17.11.15

Diário de Bordos - Errol Flynn Marina, Porto Antonio, Jamaica, 17-11-2015

Numa carrinha desenhada para transportar menos de trinta pessoas somos quarenta, quarenta e poucos.

O chauffeur sabe conduzir e conhece o caminho. As curvas e contra-curvas sucedem-se com suavidade e elegância; o motor dá o que pode e, suspeito, um bocadinho mais do que deve. A suspensão aguenta estoicamente.

"Vais chegar cansado" prevenira-me M. na marina. Estava podre de razão: estou nisto há meia hora e sinto-me comprimido num torno gigante que um louco qualquer agita como se tivesse acabado de fumar uma pipa de crack.

O condutor engrena reduzidas e duplas embraiagens magistralmente, num timing perfeito.
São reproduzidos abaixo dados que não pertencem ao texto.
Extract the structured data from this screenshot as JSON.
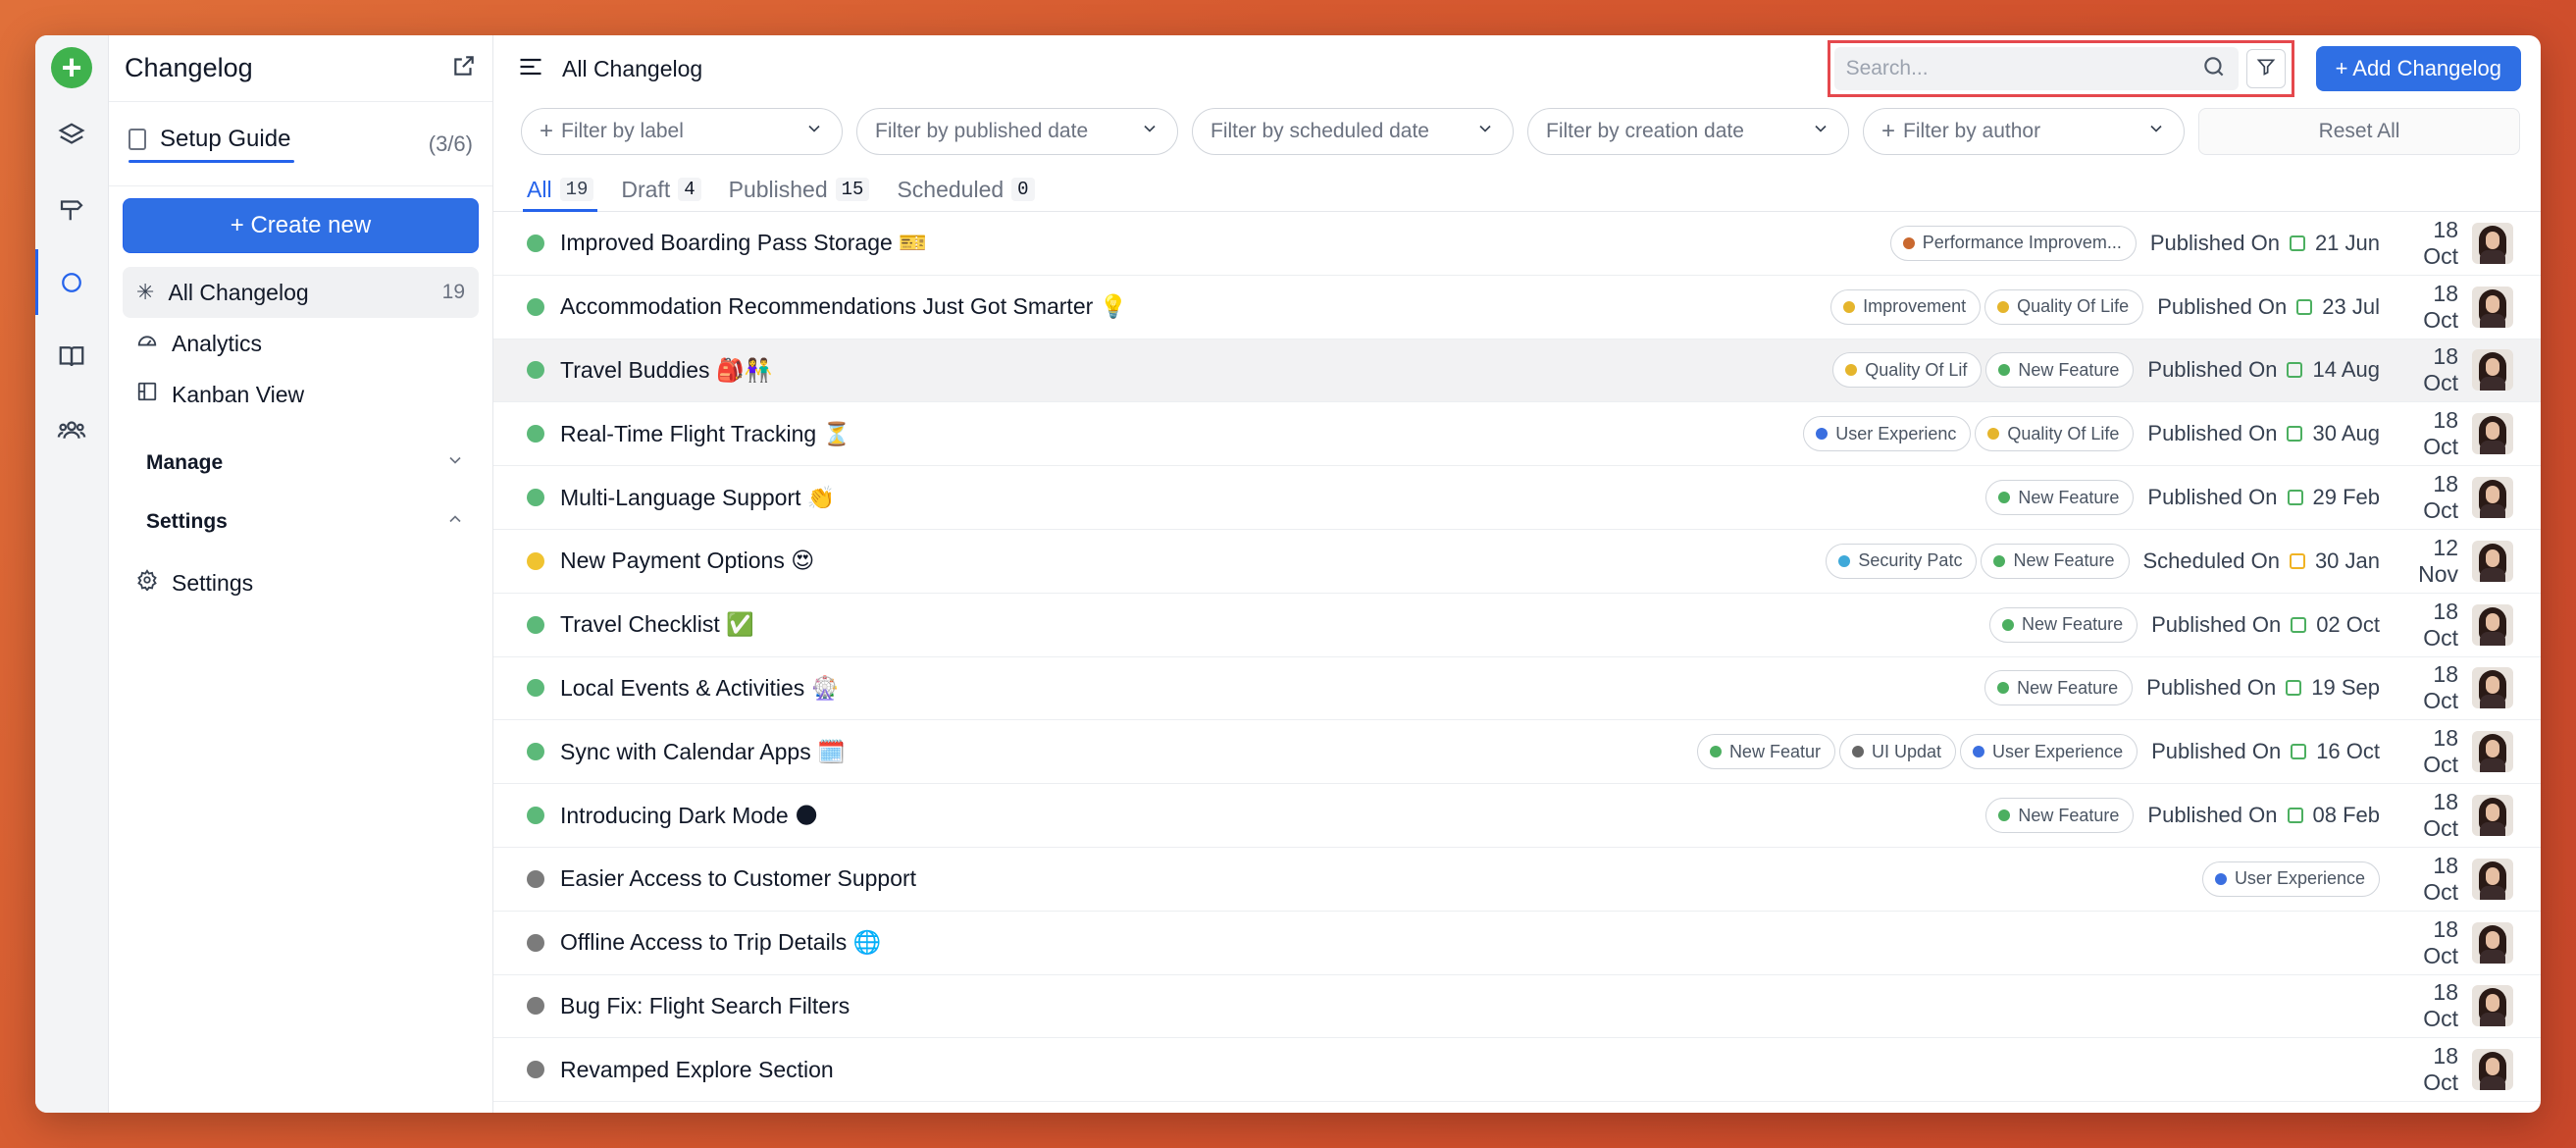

Lembro-me dos water taxis em Bocas, os que faziam a linha de Almirante: a mesma competência, o mesmo brio, uma igual necessidade de extirpar a monotia de um trabalho essencialmente monótono, a ganância. E penso nos autocarros de S. Luís, tão diferentes: bruscos, agressivos, zangados. Aqui não. O condutor e a estrada são um só, como nos livros zen e nas conversas das cabeleireiras.
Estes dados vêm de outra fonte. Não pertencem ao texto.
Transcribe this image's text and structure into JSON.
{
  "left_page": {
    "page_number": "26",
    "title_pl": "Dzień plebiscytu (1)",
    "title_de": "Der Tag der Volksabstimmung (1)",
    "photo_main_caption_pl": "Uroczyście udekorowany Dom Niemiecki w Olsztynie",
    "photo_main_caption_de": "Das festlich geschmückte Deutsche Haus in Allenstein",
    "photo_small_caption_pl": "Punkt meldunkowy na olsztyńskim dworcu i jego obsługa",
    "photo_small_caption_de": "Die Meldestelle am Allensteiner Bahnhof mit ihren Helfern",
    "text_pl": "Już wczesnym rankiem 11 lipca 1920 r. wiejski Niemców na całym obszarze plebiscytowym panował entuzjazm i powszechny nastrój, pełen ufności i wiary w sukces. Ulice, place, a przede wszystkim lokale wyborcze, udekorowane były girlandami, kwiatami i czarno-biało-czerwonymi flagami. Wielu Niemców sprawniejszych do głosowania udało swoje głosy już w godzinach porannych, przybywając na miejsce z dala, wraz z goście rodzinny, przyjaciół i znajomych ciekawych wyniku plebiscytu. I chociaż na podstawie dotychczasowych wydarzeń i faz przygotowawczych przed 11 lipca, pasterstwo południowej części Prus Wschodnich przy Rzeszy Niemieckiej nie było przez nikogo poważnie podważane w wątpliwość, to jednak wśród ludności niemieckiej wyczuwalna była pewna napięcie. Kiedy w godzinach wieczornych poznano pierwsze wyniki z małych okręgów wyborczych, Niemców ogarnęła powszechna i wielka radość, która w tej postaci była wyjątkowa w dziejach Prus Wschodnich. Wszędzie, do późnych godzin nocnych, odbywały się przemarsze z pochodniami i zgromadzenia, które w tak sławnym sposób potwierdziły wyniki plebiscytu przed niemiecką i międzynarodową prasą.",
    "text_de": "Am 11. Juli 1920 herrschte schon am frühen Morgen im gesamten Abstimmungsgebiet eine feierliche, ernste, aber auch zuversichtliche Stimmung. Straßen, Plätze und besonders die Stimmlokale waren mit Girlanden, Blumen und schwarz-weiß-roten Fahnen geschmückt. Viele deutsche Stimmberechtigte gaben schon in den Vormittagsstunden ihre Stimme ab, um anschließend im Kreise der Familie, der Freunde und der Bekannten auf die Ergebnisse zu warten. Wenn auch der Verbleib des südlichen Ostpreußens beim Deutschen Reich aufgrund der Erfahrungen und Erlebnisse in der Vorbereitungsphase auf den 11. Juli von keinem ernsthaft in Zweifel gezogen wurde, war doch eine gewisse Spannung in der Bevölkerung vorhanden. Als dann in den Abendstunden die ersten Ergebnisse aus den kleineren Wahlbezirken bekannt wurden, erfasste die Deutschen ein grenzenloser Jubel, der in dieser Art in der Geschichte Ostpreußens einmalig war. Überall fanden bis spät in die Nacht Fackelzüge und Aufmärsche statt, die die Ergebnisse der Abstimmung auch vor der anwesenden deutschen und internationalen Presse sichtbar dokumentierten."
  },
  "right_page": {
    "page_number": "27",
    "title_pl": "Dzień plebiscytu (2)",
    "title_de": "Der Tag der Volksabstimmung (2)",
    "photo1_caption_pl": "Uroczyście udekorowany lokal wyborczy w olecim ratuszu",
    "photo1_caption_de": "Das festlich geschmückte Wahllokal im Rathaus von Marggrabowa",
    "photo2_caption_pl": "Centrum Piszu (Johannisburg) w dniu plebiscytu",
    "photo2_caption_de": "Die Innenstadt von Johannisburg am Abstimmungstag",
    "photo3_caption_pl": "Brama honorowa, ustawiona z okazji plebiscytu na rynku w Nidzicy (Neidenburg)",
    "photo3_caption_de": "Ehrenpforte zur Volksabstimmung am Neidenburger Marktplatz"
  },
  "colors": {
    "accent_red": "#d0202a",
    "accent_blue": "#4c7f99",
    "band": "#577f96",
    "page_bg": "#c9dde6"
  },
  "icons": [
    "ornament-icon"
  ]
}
Alguns pormenores são tocantes: o cobrador que põe uma almofada nas costas de um dos passageiros, o meu vizinho a queixar-se de que estou a apoiar-me demasiado nele ("you are leaning too much on me"), como se eu tivesse alternativa. Nem às costas do strapontin que partilho com uma senhora gorda chego, quanto mais a ele. Estou sentado à beira do banco, pernas encolhidas e dormentes. Mal consigo mexer o polegar com que digito no telefone.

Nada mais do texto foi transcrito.